Jura 4.0 starts with Legal Tech – Freshe Start-ups & zukunftsweisende Studien

 

Was haben eigentlich Hasen mit der Rechtswissenschaft zu tun? Der wohl bekannteste Hase aus der Juristik hat uns das Sprichwort »Mein Name ist Hase, ich weiß von nichts« beschert: Der Jurastudent Victor von Hase äußerte diesen Satz 1855 als er sich vor Gericht zu einem Strafprozess äußern sollte. Gut möglich ist, dass Studierende der Rechtswissenschaften in Zukunft auch mit dem Karnickel des folgenden Leitsatzes konfrontiert werden: »Wenn ein Jäger am Hasen einmal links und einmal rechts vorbeischießt, dann ist der Hase im Durchschnitt tot. Das ist Statistik.« Hase + Statistik = Jura-Studium? Korrekt! Die Analyse »Legal Tech in der juristischen Ausbildung«, von Prof. Heribert Anzinger in Zusammenarbeit mit der Friedrich Naumann Stiftung, widmet sich der Frage, wo denn die Zukunft des Rechts liegt: Untersucht wurden die Ausbildungsinhalte von mehr als 50 deutschsprachigen Fakultäten mit dem Studienergebnis, dass Legal Tech rechtsgebietsübergreifend Einfluss auf das Berufsbild des Juristen und dessen allgemeinen Anforderungen nehmen könnte. Als Handlungsempfehlung nennt die Studie vor allem die Aufnahme von »statistischen Methoden der Data Science und die technischen Grundlagen von ›Legal Tech‹« in die juristische Ausbildung. Statistik sei die Basis vieler Legal Tech-Anwendungen, erklärt die Studie, und die Anwender und Anwenderinnen der neuen Technologien müssen deren Funktionsweisen verstehen, um beispielsweise mögliche Schwächen einschätzen zu können. Für die Eingliederung von statistischen Grundlagen in das Studium der Rechtswissenschaften spreche außerdem, dass sich statistische Methoden schwer in der Praxis erlernen ließen und bei der Anwendung von Legal Tech Tools nicht vermittelt werde. Gerade im Vergleich mit anderen Ländern habe Deutschland bereits jetzt Handlungsbedarf, um weiterhin wettbewerbsfähig zu bleiben, so Anzingers Studie.

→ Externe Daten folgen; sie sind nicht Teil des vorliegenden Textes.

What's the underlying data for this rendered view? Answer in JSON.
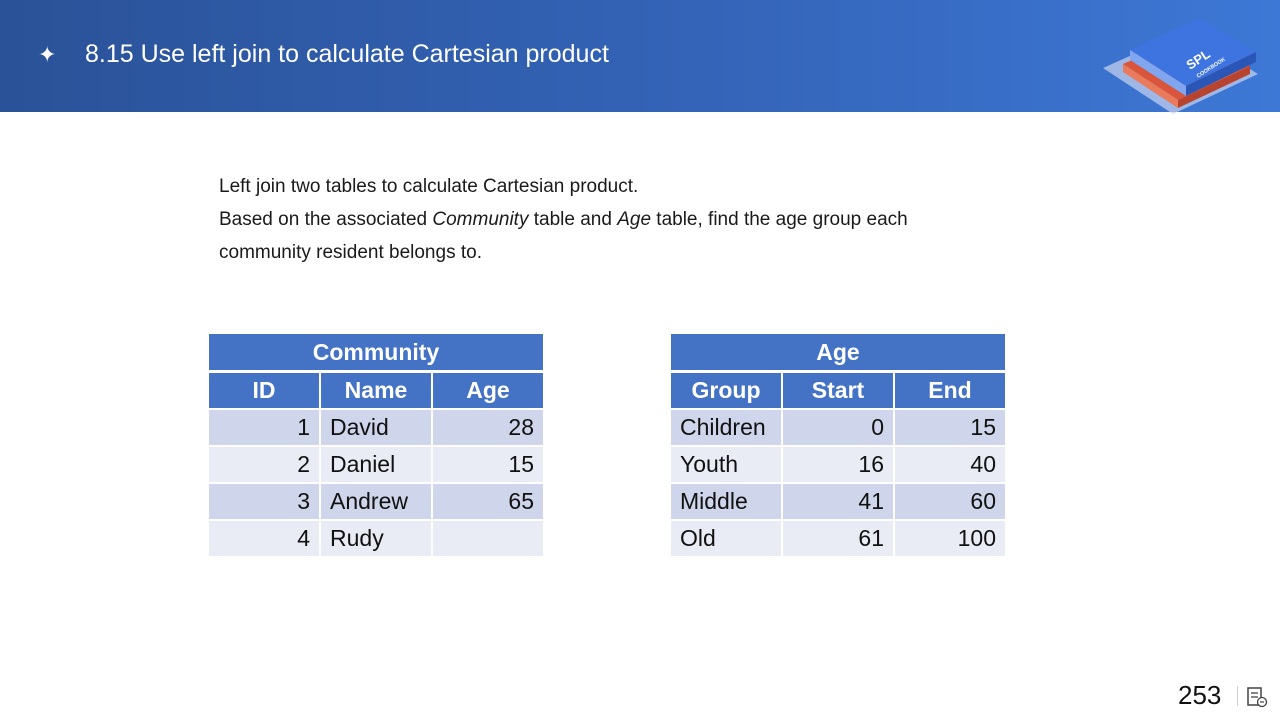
{
  "header": {
    "bullet": "✦",
    "title": "8.15 Use left join to calculate Cartesian product",
    "logo": {
      "line1": "SPL",
      "line2": "COOKBOOK"
    }
  },
  "description": {
    "line1": "Left join two tables to calculate Cartesian product.",
    "line2_pre": "Based on the associated ",
    "line2_em1": "Community",
    "line2_mid": " table and ",
    "line2_em2": "Age",
    "line2_post": " table, find the age group each",
    "line3": "community resident belongs to."
  },
  "community_table": {
    "caption": "Community",
    "columns": [
      "ID",
      "Name",
      "Age"
    ],
    "rows": [
      [
        "1",
        "David",
        "28"
      ],
      [
        "2",
        "Daniel",
        "15"
      ],
      [
        "3",
        "Andrew",
        "65"
      ],
      [
        "4",
        "Rudy",
        ""
      ]
    ]
  },
  "age_table": {
    "caption": "Age",
    "columns": [
      "Group",
      "Start",
      "End"
    ],
    "rows": [
      [
        "Children",
        "0",
        "15"
      ],
      [
        "Youth",
        "16",
        "40"
      ],
      [
        "Middle",
        "41",
        "60"
      ],
      [
        "Old",
        "61",
        "100"
      ]
    ]
  },
  "footer": {
    "page_number": "253"
  },
  "colors": {
    "header_blue": "#2a5298",
    "table_header": "#4472c4",
    "row_dark": "#cfd5ea",
    "row_light": "#e9ebf5"
  }
}
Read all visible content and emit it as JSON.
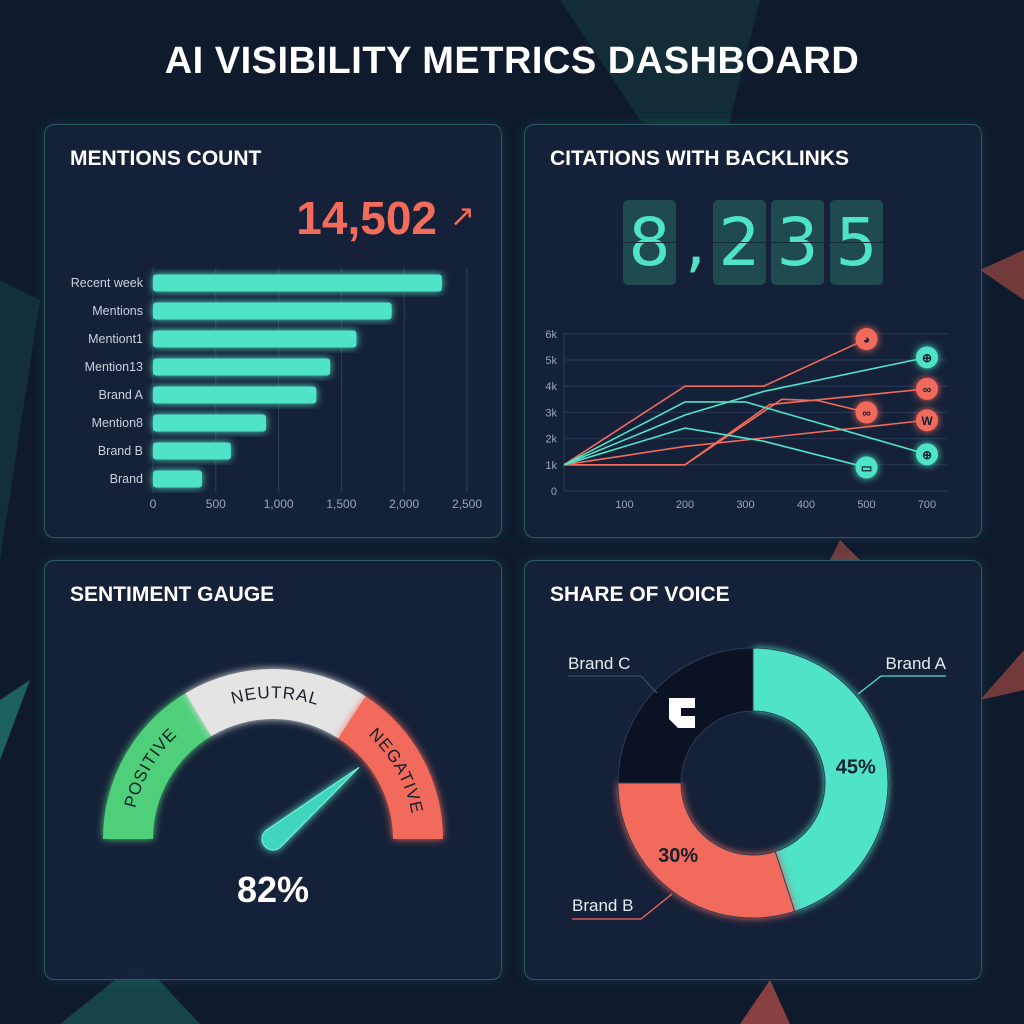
{
  "page": {
    "title": "AI VISIBILITY METRICS DASHBOARD"
  },
  "colors": {
    "teal": "#4fe3c8",
    "coral": "#f26b5b",
    "green": "#4fcf7a",
    "neutral": "#e4e4e4",
    "navy": "#0b1224"
  },
  "mentions": {
    "title": "MENTIONS COUNT",
    "total": "14,502",
    "trend_icon": "arrow-up-right-icon",
    "trend_glyph": "↗",
    "chart_data": {
      "type": "bar",
      "orientation": "horizontal",
      "categories": [
        "Recent week",
        "Mentions",
        "Mentiont1",
        "Mention13",
        "Brand A",
        "Mention8",
        "Brand B",
        "Brand"
      ],
      "values": [
        2300,
        1900,
        1620,
        1410,
        1300,
        900,
        620,
        390
      ],
      "xlim": [
        0,
        2500
      ],
      "xticks": [
        "0",
        "500",
        "1,000",
        "1,500",
        "2,000",
        "2,500"
      ],
      "grid": true
    }
  },
  "citations": {
    "title": "CITATIONS WITH BACKLINKS",
    "digits": [
      "8",
      "2",
      "3",
      "5"
    ],
    "comma": ",",
    "chart_data": {
      "type": "line",
      "xticks": [
        "100",
        "200",
        "300",
        "400",
        "500",
        "700"
      ],
      "yticks": [
        "0",
        "1k",
        "2k",
        "3k",
        "4k",
        "5k",
        "6k"
      ],
      "ylim": [
        0,
        6000
      ],
      "grid": true,
      "series": [
        {
          "color": "coral",
          "icon": "globe-icon",
          "points": [
            [
              0,
              1000
            ],
            [
              200,
              4000
            ],
            [
              330,
              4000
            ],
            [
              500,
              5800
            ]
          ]
        },
        {
          "color": "teal",
          "icon": "globe-grid-icon",
          "points": [
            [
              0,
              1000
            ],
            [
              200,
              2900
            ],
            [
              330,
              3800
            ],
            [
              700,
              5100
            ]
          ]
        },
        {
          "color": "coral",
          "icon": "chain-link-icon",
          "points": [
            [
              0,
              1000
            ],
            [
              200,
              1000
            ],
            [
              340,
              3300
            ],
            [
              700,
              3900
            ]
          ]
        },
        {
          "color": "coral",
          "icon": "link-icon",
          "points": [
            [
              0,
              1000
            ],
            [
              200,
              1000
            ],
            [
              360,
              3500
            ],
            [
              420,
              3450
            ],
            [
              500,
              3000
            ]
          ]
        },
        {
          "color": "coral",
          "icon": "wordpress-icon",
          "points": [
            [
              0,
              1000
            ],
            [
              200,
              1700
            ],
            [
              700,
              2700
            ]
          ]
        },
        {
          "color": "teal",
          "icon": "globe-grid-icon",
          "points": [
            [
              0,
              1000
            ],
            [
              200,
              3400
            ],
            [
              300,
              3400
            ],
            [
              700,
              1400
            ]
          ]
        },
        {
          "color": "teal",
          "icon": "browser-window-icon",
          "points": [
            [
              0,
              1000
            ],
            [
              200,
              2400
            ],
            [
              330,
              1900
            ],
            [
              500,
              900
            ]
          ]
        }
      ]
    }
  },
  "sentiment": {
    "title": "SENTIMENT GAUGE",
    "segments": [
      "POSITIVE",
      "NEUTRAL",
      "NEGATIVE"
    ],
    "value": 82,
    "value_label": "82%"
  },
  "share": {
    "title": "SHARE OF VOICE",
    "chart_data": {
      "type": "pie",
      "donut": true,
      "slices": [
        {
          "label": "Brand A",
          "value": 45,
          "value_label": "45%",
          "color": "teal"
        },
        {
          "label": "Brand B",
          "value": 30,
          "value_label": "30%",
          "color": "coral"
        },
        {
          "label": "Brand C",
          "value": 25,
          "value_label": "",
          "color": "navy",
          "icon": "brand-c-logo-icon"
        }
      ]
    }
  }
}
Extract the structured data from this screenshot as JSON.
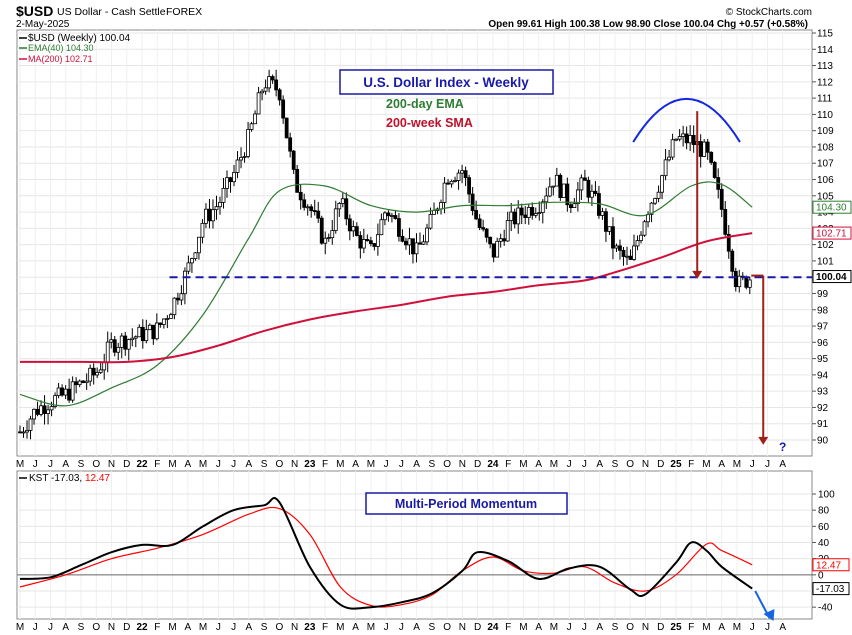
{
  "header": {
    "symbol": "$USD",
    "name": "US Dollar - Cash Settle",
    "exchange": "FOREX",
    "date": "2-May-2025",
    "credit": "© StockCharts.com",
    "ohlc_text": "Open 99.61  High 100.38  Low 98.90  Close 100.04  Chg +0.57 (+0.58%)"
  },
  "chart_data": [
    {
      "type": "line",
      "name": "price-panel",
      "series_label": "$USD (Weekly) 100.04",
      "ylim": [
        89.5,
        115.5
      ],
      "y_ticks": [
        90,
        91,
        92,
        93,
        94,
        95,
        96,
        97,
        98,
        99,
        100,
        101,
        102,
        103,
        104,
        105,
        106,
        107,
        108,
        109,
        110,
        111,
        112,
        113,
        114,
        115
      ],
      "x_ticks": [
        "M",
        "J",
        "J",
        "A",
        "S",
        "O",
        "N",
        "D",
        "22",
        "F",
        "M",
        "A",
        "M",
        "J",
        "J",
        "A",
        "S",
        "O",
        "N",
        "23",
        "F",
        "M",
        "A",
        "M",
        "J",
        "J",
        "A",
        "S",
        "O",
        "N",
        "D",
        "24",
        "F",
        "M",
        "A",
        "M",
        "J",
        "J",
        "A",
        "S",
        "O",
        "N",
        "D",
        "25",
        "F",
        "M",
        "A",
        "M",
        "J",
        "J",
        "A"
      ],
      "bold_ticks": [
        "22",
        "23",
        "24",
        "25"
      ],
      "x_start": "2021-05",
      "x_end": "2025-08",
      "price_series": {
        "name": "$USD",
        "x": [
          "2021-05",
          "2021-06",
          "2021-07",
          "2021-08",
          "2021-09",
          "2021-10",
          "2021-11",
          "2021-12",
          "2022-01",
          "2022-02",
          "2022-03",
          "2022-04",
          "2022-05",
          "2022-06",
          "2022-07",
          "2022-08",
          "2022-09",
          "2022-10",
          "2022-11",
          "2022-12",
          "2023-01",
          "2023-02",
          "2023-03",
          "2023-04",
          "2023-05",
          "2023-06",
          "2023-07",
          "2023-08",
          "2023-09",
          "2023-10",
          "2023-11",
          "2023-12",
          "2024-01",
          "2024-02",
          "2024-03",
          "2024-04",
          "2024-05",
          "2024-06",
          "2024-07",
          "2024-08",
          "2024-09",
          "2024-10",
          "2024-11",
          "2024-12",
          "2025-01",
          "2025-02",
          "2025-03",
          "2025-04",
          "2025-05"
        ],
        "values": [
          90.5,
          91.8,
          92.4,
          92.8,
          93.5,
          94.1,
          95.9,
          96.2,
          96.5,
          96.8,
          98.3,
          100.5,
          103.5,
          104.5,
          106.3,
          108.6,
          112.0,
          111.5,
          105.8,
          104.3,
          102.1,
          104.6,
          102.5,
          101.6,
          104.2,
          102.9,
          101.5,
          103.5,
          106.2,
          106.6,
          103.3,
          101.4,
          103.3,
          104.0,
          104.5,
          106.1,
          104.6,
          105.8,
          104.1,
          101.7,
          100.8,
          103.9,
          106.0,
          108.5,
          108.4,
          107.6,
          104.2,
          99.5,
          100.04
        ]
      },
      "series": [
        {
          "name": "EMA(40)",
          "label_value": "104.30",
          "color": "#2e7d32",
          "x": [
            "2021-05",
            "2021-08",
            "2021-11",
            "2022-02",
            "2022-05",
            "2022-08",
            "2022-10",
            "2023-01",
            "2023-04",
            "2023-07",
            "2023-10",
            "2024-01",
            "2024-04",
            "2024-07",
            "2024-10",
            "2025-01",
            "2025-03",
            "2025-05"
          ],
          "values": [
            92.8,
            92.1,
            93.2,
            94.6,
            97.7,
            102.4,
            105.3,
            105.6,
            104.4,
            104.0,
            104.4,
            104.4,
            104.6,
            104.5,
            103.8,
            105.6,
            105.7,
            104.3
          ]
        },
        {
          "name": "MA(200)",
          "label_value": "102.71",
          "color": "#d0103a",
          "x": [
            "2021-05",
            "2021-09",
            "2021-12",
            "2022-03",
            "2022-06",
            "2022-09",
            "2022-12",
            "2023-03",
            "2023-06",
            "2023-09",
            "2023-12",
            "2024-03",
            "2024-06",
            "2024-08",
            "2024-11",
            "2025-02",
            "2025-05"
          ],
          "values": [
            94.8,
            94.8,
            94.8,
            95.1,
            95.8,
            96.7,
            97.4,
            97.9,
            98.3,
            98.8,
            99.1,
            99.5,
            99.8,
            100.3,
            101.2,
            102.2,
            102.71
          ]
        }
      ],
      "reference_line": {
        "value": 100.0,
        "label": "100.04",
        "color": "#1a1aa8"
      },
      "axis_labels": [
        {
          "value": "104.30",
          "y": 104.3,
          "color": "#2e7d32"
        },
        {
          "value": "102.71",
          "y": 102.71,
          "color": "#d0103a"
        },
        {
          "value": "100.04",
          "y": 100.04,
          "color": "#000000"
        }
      ],
      "annotations": {
        "title": "U.S. Dollar Index - Weekly",
        "ema_label": "200-day EMA",
        "sma_label": "200-week SMA",
        "question": "?"
      }
    },
    {
      "type": "line",
      "name": "kst-panel",
      "series_label": "KST -17.03, 12.47",
      "ylim": [
        -50,
        115
      ],
      "y_ticks": [
        100,
        80,
        60,
        40,
        20,
        0,
        -20,
        -40
      ],
      "x_ticks": [
        "M",
        "J",
        "J",
        "A",
        "S",
        "O",
        "N",
        "D",
        "22",
        "F",
        "M",
        "A",
        "M",
        "J",
        "J",
        "A",
        "S",
        "O",
        "N",
        "23",
        "F",
        "M",
        "A",
        "M",
        "J",
        "J",
        "A",
        "S",
        "O",
        "N",
        "D",
        "24",
        "F",
        "M",
        "A",
        "M",
        "J",
        "J",
        "A",
        "S",
        "O",
        "N",
        "D",
        "25",
        "F",
        "M",
        "A",
        "M",
        "J",
        "J",
        "A"
      ],
      "series": [
        {
          "name": "KST",
          "label_value": "-17.03",
          "color": "#000000",
          "x": [
            "2021-05",
            "2021-07",
            "2021-09",
            "2021-11",
            "2022-01",
            "2022-03",
            "2022-05",
            "2022-07",
            "2022-09",
            "2022-10",
            "2022-12",
            "2023-02",
            "2023-04",
            "2023-06",
            "2023-08",
            "2023-10",
            "2023-11",
            "2024-01",
            "2024-03",
            "2024-05",
            "2024-07",
            "2024-09",
            "2024-10",
            "2024-12",
            "2025-01",
            "2025-02",
            "2025-03",
            "2025-05"
          ],
          "values": [
            -5,
            -3,
            12,
            28,
            37,
            37,
            60,
            80,
            86,
            90,
            10,
            -37,
            -40,
            -34,
            -23,
            5,
            28,
            17,
            -5,
            8,
            10,
            -18,
            -24,
            15,
            40,
            30,
            10,
            -17.03
          ]
        },
        {
          "name": "Signal",
          "label_value": "12.47",
          "color": "#ff0000",
          "x": [
            "2021-05",
            "2021-08",
            "2021-11",
            "2022-02",
            "2022-05",
            "2022-08",
            "2022-10",
            "2022-12",
            "2023-02",
            "2023-04",
            "2023-06",
            "2023-08",
            "2023-10",
            "2023-12",
            "2024-02",
            "2024-04",
            "2024-06",
            "2024-08",
            "2024-10",
            "2024-12",
            "2025-02",
            "2025-03",
            "2025-05"
          ],
          "values": [
            -15,
            0,
            20,
            33,
            50,
            75,
            82,
            50,
            -15,
            -38,
            -37,
            -25,
            5,
            22,
            5,
            2,
            10,
            -10,
            -20,
            0,
            38,
            30,
            12.47
          ]
        }
      ],
      "annotations": {
        "title": "Multi-Period Momentum"
      }
    }
  ]
}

Als gutes Beispiel voran geht die Uni Passau, an der seit Oktober 2020 der Bachelorstudiengang »Legal Tech« angeboten wird. »Inhaltlich geht es neben dem klassischen Jurastudium vor allem um Inhalte aus der Wirtschaftsinformatik, des Rechts der Digitalisierung und des praktischen Berufsrechts«, erklärt Prof. Michael Beurskens vom Lehrstuhl für Bürgerliches Recht, Deutsches, Europäisches und Internationales Wirtschaftsrecht. Der zum 1. April 2023 neu angebotene Masterstudiengang »Rechtsinformatik« behandele dem gegenüber fast ausschließlich technische Fragestellungen und den damit verbundenen rechtlichen Folgen, so Beurskens weiter: »Im Vordergrund steht dabei der Nutzen für die Praxis – so dass neben Professor:innen aus der Informatik und der Rechtswissenschaft auch Anwälte, Unternehmer und Personen aus IT-Abteilungen zu Wort kommen.«

Die Digitalisierung im juristischen Bereich hat vor allem bei der Automatisierung von Rechtsdienstleistungen Einzug gehalten – die folgenden Legal Tech Start-ups zeigen, wie es geht.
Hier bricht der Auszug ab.